А потом пришли волки. Миронег сквозь дурман полузабытья узрел их горящие очи и не сумел испугаться, не совершил ни единой попытки защитить ускользающую жизнь. Звери ходили кругами, и Миронег обострившимся чутьем слышал их звериный запах, слышал, как стучат по сохлой земле их когти.
– Хватай за горло, степная тварь, – смиренно попросил он. – Смилостивься, хватай так, чтобы сразу дух вон. О Господи, помилуй мя! Нет уж сил терпеть адские муки! Если уж суждено быть степным зверем сожранным, так лиши сначала света разума, а потом уж пусть угрызает зверь плоть мою!
– Тат! Тат! Олег! – услышал он человеческую речь, и голос оказался подобен гулу дальнего набата. – Щи дэж никуэ!
– На каком наречии ты разговариваешь со мной, Господи? – изумился Миронег. – Крещён-то я был именем святого великомученика Апполинария. Так почто величаешь мя варяжским именем Олег?
– Господь твой не слышит тебя, – был ответ. – Зато я за много фарсахов[7] слышу твоё нытьё, Аппо!
– Тат! Тат! Тат! – звали голоса.
Земля сотрясалась под ударами молотов, которые, казалось, были теперь совсем рядом, и Миронегу почудилось, будто пустая степь возжелала стряхнуть его со своей груди. В воздух взвились клубы праха, пыль попала Миронегу в нос, он чихнул, ахнул от боли. Попытался убраться подалее, улезть в заросли бобыльника. Он снова испытывал позорнейший, цепенящий страх.
– О, Боже! Спаси и сохрани непутёвого раба Твоего, жалкого труса Апполинария!

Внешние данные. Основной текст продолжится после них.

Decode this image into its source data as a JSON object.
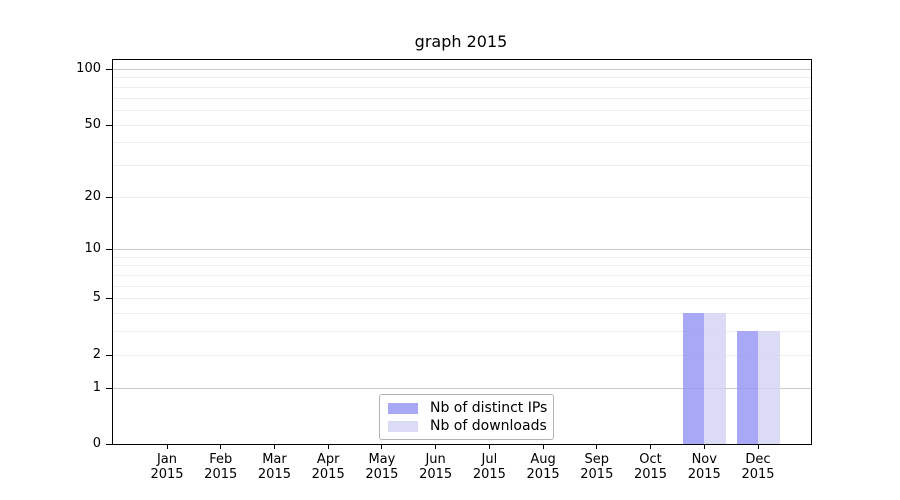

Его кулём положили поперёк седла. Вот это по-настоящему нестерпимо! Едва лишь конь тронулся с места, едва лишь он совершил первые шаги, невыносимая боль выбросила Твердяту в небытие, в чёрную пустоту, где он блуждал, одержимый мучительной жаждой отыскать потерянного себя. Он шарил руками в бескрайней черноте, но руки плохо повиновались ему. Он пытался кричать, но горло его не могло исторгнуть ни единого звука. Наконец, когда он почти уж отчаялся снова обрести тварный мир, небытие кончилось. Безвременье разбил узкий солнечный луч, нечаянно упавший на его лицо. Узкий лучик света сначала прыгнул ему на лоб, потом больно ущипнул за правое веко, заставив плотнее прикрыть глаза. Потом на подбородок и на грудь, а потом и вовсе исчез, оставив вместо себя темноту. Так Твердята заново обрёл тело, которое нестерпимо болело при каждом движении. Так Твердята заново обрел вселенную: кошма из грубой шерсти – под ним, купол шатра с дыркой посредине – над ним. Вот и вся вселенная. Мирозданье населяли маленький лучик и очень большой человек. Оба насельника являлись к нему ежедневно, принося заботу и сострадание.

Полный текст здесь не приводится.